Top reviews from other countries
This is a very evocative novel, which really encapsulates the past well. We begin with Leo’s story at school, where he is bullied and his life made a misery, before somehow a chance event causes him to become something of a hero. This experience gives him a certain confidence, so he is thrilled to visit Marcus in the holidays. There is even a titled guest; a Viscount, who allows him to call him by his first name, as well as the lovely Marian, Marcus’s sister.
Leo’s family life, alone with his widowed mother, is much less grand that that of Marcus, and he is impressed and eager to please. It gradually becomes apparent that Marian is destined to become engaged to the Viscount, whose family seat is Brandon Hall. However, she is attracted to the tenant farmer, Ted Burgess, and, when Leo is asked to take notes between Marian and Ted, it leads to a tragedy which Leo tries to understand as an adult.

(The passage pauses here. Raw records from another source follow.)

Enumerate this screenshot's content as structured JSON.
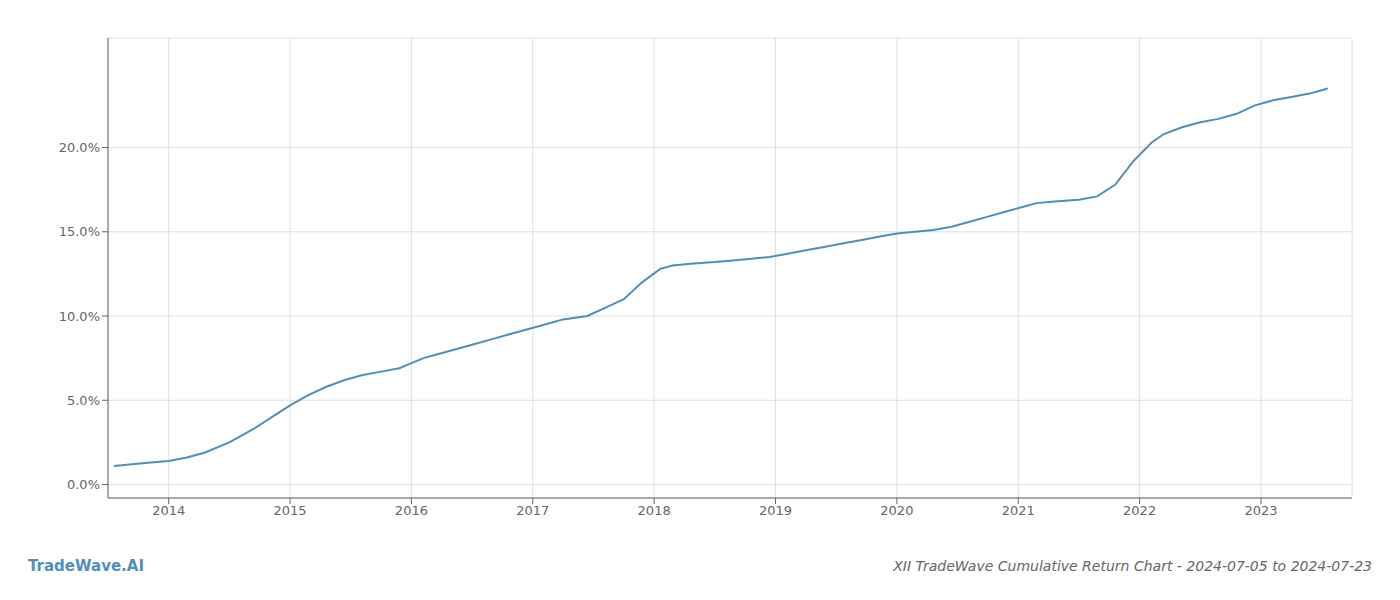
{
  "chart_data": {
    "type": "line",
    "title": "XII TradeWave Cumulative Return Chart - 2024-07-05 to 2024-07-23",
    "annotations": [
      "TradeWave.AI"
    ],
    "color": "#4e8fbe",
    "x": [
      2013.55,
      2013.7,
      2013.85,
      2014.0,
      2014.15,
      2014.3,
      2014.5,
      2014.7,
      2014.85,
      2015.0,
      2015.15,
      2015.3,
      2015.45,
      2015.6,
      2015.75,
      2015.9,
      2016.0,
      2016.1,
      2016.2,
      2016.35,
      2016.5,
      2016.65,
      2016.8,
      2016.95,
      2017.1,
      2017.25,
      2017.45,
      2017.6,
      2017.75,
      2017.9,
      2018.05,
      2018.15,
      2018.3,
      2018.5,
      2018.65,
      2018.8,
      2018.95,
      2019.1,
      2019.25,
      2019.4,
      2019.55,
      2019.7,
      2019.85,
      2020.0,
      2020.15,
      2020.3,
      2020.45,
      2020.6,
      2020.75,
      2020.9,
      2021.05,
      2021.15,
      2021.3,
      2021.5,
      2021.65,
      2021.8,
      2021.95,
      2022.1,
      2022.2,
      2022.35,
      2022.5,
      2022.65,
      2022.8,
      2022.95,
      2023.1,
      2023.25,
      2023.4,
      2023.55
    ],
    "values": [
      0.011,
      0.012,
      0.013,
      0.014,
      0.016,
      0.019,
      0.025,
      0.033,
      0.04,
      0.047,
      0.053,
      0.058,
      0.062,
      0.065,
      0.067,
      0.069,
      0.072,
      0.075,
      0.077,
      0.08,
      0.083,
      0.086,
      0.089,
      0.092,
      0.095,
      0.098,
      0.1,
      0.105,
      0.11,
      0.12,
      0.128,
      0.13,
      0.131,
      0.132,
      0.133,
      0.134,
      0.135,
      0.137,
      0.139,
      0.141,
      0.143,
      0.145,
      0.147,
      0.149,
      0.15,
      0.151,
      0.153,
      0.156,
      0.159,
      0.162,
      0.165,
      0.167,
      0.168,
      0.169,
      0.171,
      0.178,
      0.192,
      0.203,
      0.208,
      0.212,
      0.215,
      0.217,
      0.22,
      0.225,
      0.228,
      0.23,
      0.232,
      0.235
    ],
    "xlim": [
      2013.5,
      2023.75
    ],
    "xticks": [
      2014,
      2015,
      2016,
      2017,
      2018,
      2019,
      2020,
      2021,
      2022,
      2023
    ],
    "ylim": [
      -0.008,
      0.265
    ],
    "yticks": [
      {
        "value": 0,
        "label": "0.0%"
      },
      {
        "value": 0.05,
        "label": "5.0%"
      },
      {
        "value": 0.1,
        "label": "10.0%"
      },
      {
        "value": 0.15,
        "label": "15.0%"
      },
      {
        "value": 0.2,
        "label": "20.0%"
      }
    ],
    "grid": true
  }
}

Everything about this novel is sublimely beautiful. It seems almost odd now that a boy like Leo, about to reach his thirteenth birthday, is really so unaware of the reasons for his message taking; but, as the author tells us in the beginning – it was a more innocent time and very different. The setting is evocative of those rare, beautiful, English summers. It involves class, cricket, croquet on the lawn and picnics. The small victories, and crushing embarrassments, of childhood and the awareness of adult life on the periphery of Leo’s senses. A wonderful novel and one which encapsulates so much about a certain time so well.
When Leo as an adult visits the now elderly Marian (a plot device I found rather artificial) she says "there is no spell or curse except an unloving heart," and you are left wondering if she is referring to her own mother Mrs Maudesley and the extreme reaction to that affair so long before. A truly memorable book
As a novel which has the theme of time and memory at its core, it has stood the test of time well, and the early 21st century reader can now look back a half century (and more) to the time of its writing as well as the half-century between the events that are described and their narration.
I became immersed in the story, on one level in the setting – the Norfolk countryside during the hot summer of 1900 – the sky, the fields, the smell of the hay and the sounds of cricket and swimming parties. The descriptions are perfect, if a little unfashionable for today’s pared-down prose, for example – the deadly nightshade: “The sullen heavy purple bells wanted something of me that I could not give, the bold black burnished berries offered me something that I did not want.”
And I became lost, too, in the landscape of young Leo’s mind: a boy on the brink of turning into a young man, the loss of childhood omnipotence, the realisation that the world does not revolve around him, and the disillusionment as his imagined “Golden Age” crumbles around him.
The novel employs the use of symbolism, much of which is explained at length in the introduction and the notes in this edition, but my belief is that it can be enjoyed without understanding every reference. However, this does add yet another layer of depth to what is an extraordinarily good novel.